Loi Duflot : les sénateurs cèdent face aux maires sur une mesure clef

Par Mathias Thépot  |   |  568  mots
Les sénateurs veulent que les maires puissent garder leurs prérogatives en matière d'urbanisme, donc de construction
Prévu dans la loi Duflot, le transfert des compétences des maires aux intercommunalités en matière d’urbanisme a été retoqué avant l’examen du projet de loi au Sénat.

C'est l'une des mesures les plus importantes de la loi sur le logement (Alur) de Cécile Duflot qui est sur le point d'être remaniée en première lecture au Sénat. Avant l'examen en séance cette semaine, la Commission des affaires économiques de la chambre haute a en effet sérieusement modéré l'article 63 de la loi relatif à la réforme du plan local de l'urbanisme (PLU), le principal document à disposition des élus pour définir leur politique du logement. Certes, il est toujours question qu'il soit à l'avenir élaboré au niveau intercommunal et non plus au niveau communal, mais cette option sera conditionnée à l'aval des maires.

Les sénateurs tiennent à 95% leur élection aux conseillers municipaux

Beaucoup d'entre eux, notamment les maires des territoires ruraux, craignaient en fait de perdre leurs prérogatives. Face à cette fronde, les sénateurs, dont l'élection tient pour beaucoup aux voix des conseillers municipaux, ont abdiqué partiellement.
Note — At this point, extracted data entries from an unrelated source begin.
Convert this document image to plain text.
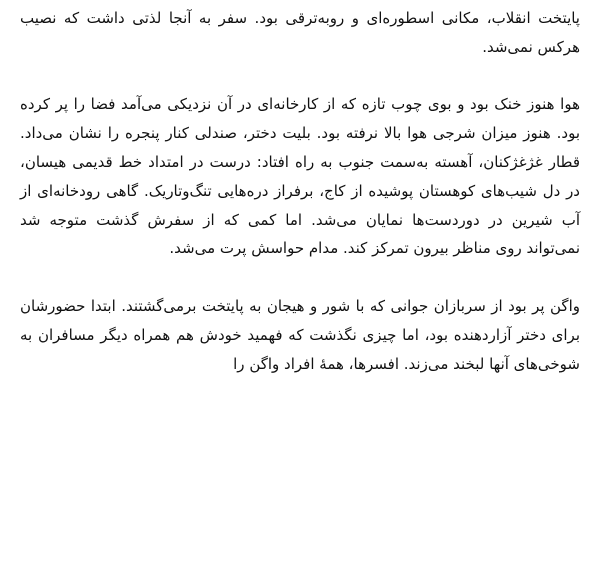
پایتخت انقلاب، مکانی اسطوره‌ای و روبه‌ترقی بود. سفر به آنجا لذتی داشت که نصیب هرکس نمی‌شد.

هوا هنوز خنک بود و بوی چوب تازه که از کارخانه‌ای در آن نزدیکی می‌آمد فضا را پر کرده بود. هنوز میزان شرجی هوا بالا نرفته بود. بلیت دختر، صندلی کنار پنجره را نشان می‌داد. قطار غژغژکنان، آهسته به‌سمت جنوب به راه افتاد: درست در امتداد خط قدیمی هیسان، در دل شیب‌های کوهستان پوشیده از کاج، برفراز دره‌هایی تنگ‌وتاریک. گاهی رودخانه‌ای از آب شیرین در دوردست‌ها نمایان می‌شد. اما کمی که از سفرش گذشت متوجه شد نمی‌تواند روی مناظر بیرون تمرکز کند. مدام حواسش پرت می‌شد.

واگن پر بود از سربازان جوانی که با شور و هیجان به پایتخت برمی‌گشتند. ابتدا حضورشان برای دختر آزاردهنده بود، اما چیزی نگذشت که فهمید خودش هم همراه دیگر مسافران به شوخی‌های آنها لبخند می‌زند. افسرها، همهٔ افراد واگن را
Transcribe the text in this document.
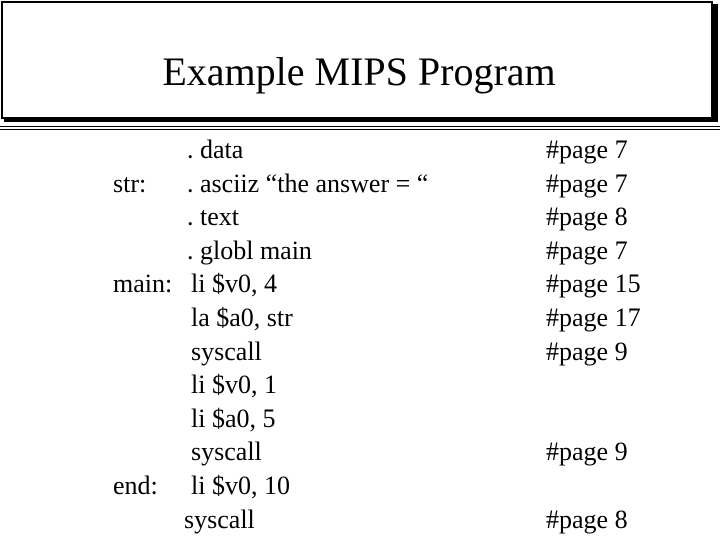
Example MIPS Program
. data	#page 7
str: . asciiz “the answer = “	#page 7
. text	#page 8
. globl main	#page 7
main: li $v0, 4	#page 15
la $a0, str	#page 17
syscall	#page 9
li $v0, 1
li $a0, 5
syscall	#page 9
end: li $v0, 10
syscall	#page 8
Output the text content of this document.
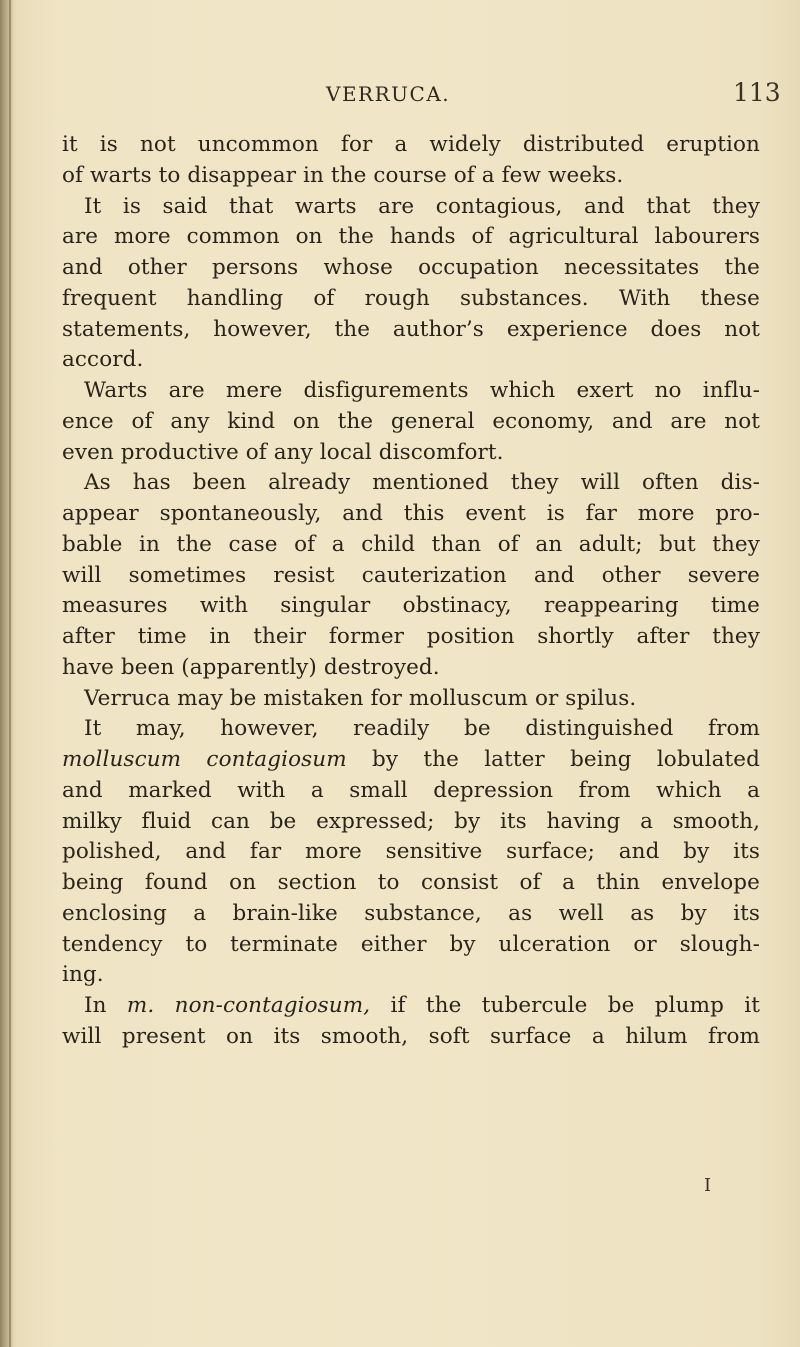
VERRUCA.	113
it is not uncommon for a widely distributed eruption
of warts to disappear in the course of a few weeks.
It is said that warts are contagious, and that they
are more common on the hands of agricultural labourers
and other persons whose occupation necessitates the
frequent handling of rough substances. With these
statements, however, the author’s experience does not
accord.
Warts are mere disfigurements which exert no influ-
ence of any kind on the general economy, and are not
even productive of any local discomfort.
As has been already mentioned they will often dis-
appear spontaneously, and this event is far more pro-
bable in the case of a child than of an adult; but they
will sometimes resist cauterization and other severe
measures with singular obstinacy, reappearing time
after time in their former position shortly after they
have been (apparently) destroyed.
Verruca may be mistaken for molluscum or spilus.
It may, however, readily be distinguished from
molluscum contagiosum by the latter being lobulated
and marked with a small depression from which a
milky fluid can be expressed; by its having a smooth,
polished, and far more sensitive surface; and by its
being found on section to consist of a thin envelope
enclosing a brain-like substance, as well as by its
tendency to terminate either by ulceration or slough-
ing.
In m. non-contagiosum, if the tubercule be plump it
will present on its smooth, soft surface a hilum from
I
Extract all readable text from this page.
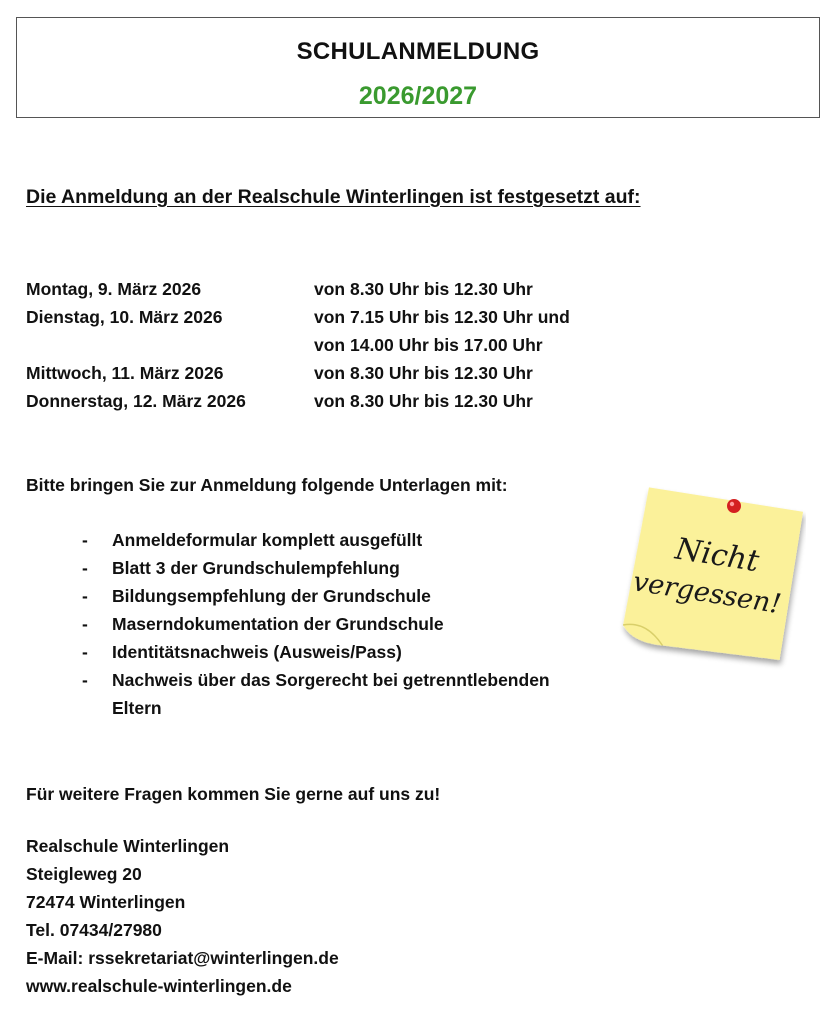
SCHULANMELDUNG
2026/2027
Die Anmeldung an der Realschule Winterlingen ist festgesetzt auf:
Montag, 9. März 2026	von 8.30 Uhr bis 12.30 Uhr
Dienstag, 10. März 2026	von 7.15 Uhr bis 12.30 Uhr und
von 14.00 Uhr bis 17.00 Uhr
Mittwoch, 11. März 2026	von 8.30 Uhr bis 12.30 Uhr
Donnerstag, 12. März 2026	von 8.30 Uhr bis 12.30 Uhr
Bitte bringen Sie zur Anmeldung folgende Unterlagen mit:
- Anmeldeformular komplett ausgefüllt
- Blatt 3 der Grundschulempfehlung
- Bildungsempfehlung der Grundschule
- Maserndokumentation der Grundschule
- Identitätsnachweis (Ausweis/Pass)
- Nachweis über das Sorgerecht bei getrenntlebenden
Eltern
Nicht
vergessen!
Für weitere Fragen kommen Sie gerne auf uns zu!
Realschule Winterlingen
Steigleweg 20
72474 Winterlingen
Tel. 07434/27980
E-Mail: rssekretariat@winterlingen.de
www.realschule-winterlingen.de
Claude Bérit-Débat, corapporteur (PS) du projet de loi Alur, a ainsi fait adopter en commission un amendement qui instaure une minorité de blocage : le transfert de compétence aura lieu, sauf si un quart des communes représentant 10 % de la population s'y oppose.

Un autre amendement prévoit que le transfert de compétence interviendra trois ans après la publication de la loi. "Cela laissera aux intercommunalités et aux équipes municipales le temps de préparation nécessaire", justifie le sénateur de Dordogne au Monde.

8% des intercommunalités utilisent le PLUI jusqu'ici

Cette "minorité de blocage" aux maires présente un réel risque puisque le PLUI, qui existe déjà, n'a quasiment pas permis aux intercommunalités de s'imposer : jusqu'ici, il n'est qu'une "option que seules 8% des intercommunalités utilisent", rappelait ainsi Cécile Duflot au moment de la présentation de son projet de loi en juin dernier.

Certains maires craignent de construire trop

La portée du transfert des compétences d'urbanisme est pourtant décisive. Une telle mesure peut permettre de pérenniser un état vertueux sur le marché du logement, qui a besoin de politiques d'urbanisme plus efficaces, notamment dans les zones où les besoins en logements se font le plus sentir.
Car les comportements malthusiens de certains maires qui craignent de construire trop sont légion. De peur de se faire sanctionner aux prochaines élections par leurs administrés, ils rechignent parfois à alimenter l'offre de logements. Il arrive même que certains maires préfèrent attirer les entreprises qui paient plus d'impôts locaux, que les ménages qui demandent davantage de dépenses d'infrastructures. Bref, élaborer le PLU au niveau intercommunal permet de mieux lier bassin d'emplois et logements.

Les sceptiques montent au créneau

Avec ce revers, la ministre du Cécile Duflot risque  de perdre une occasion de faire taire les plus sceptiques sur sa loi, qui réclament de s'attaquer à la pénurie de logements plutôt que d'encadrer et de garantir les loyers.
C'est le cas de la Fédération des promoteurs immobiliers qui a réagi à l'adoption des amendements en commission, en insistant sur le fait que "la solution à la pénurie du logement réside notamment dans la cohérence et la mise en commun des politiques locales d'aménagement, dont l'intercommunalité est la clé et dans la généralisation des outils d'un urbanisme moderne et prospectif en zone urbaine".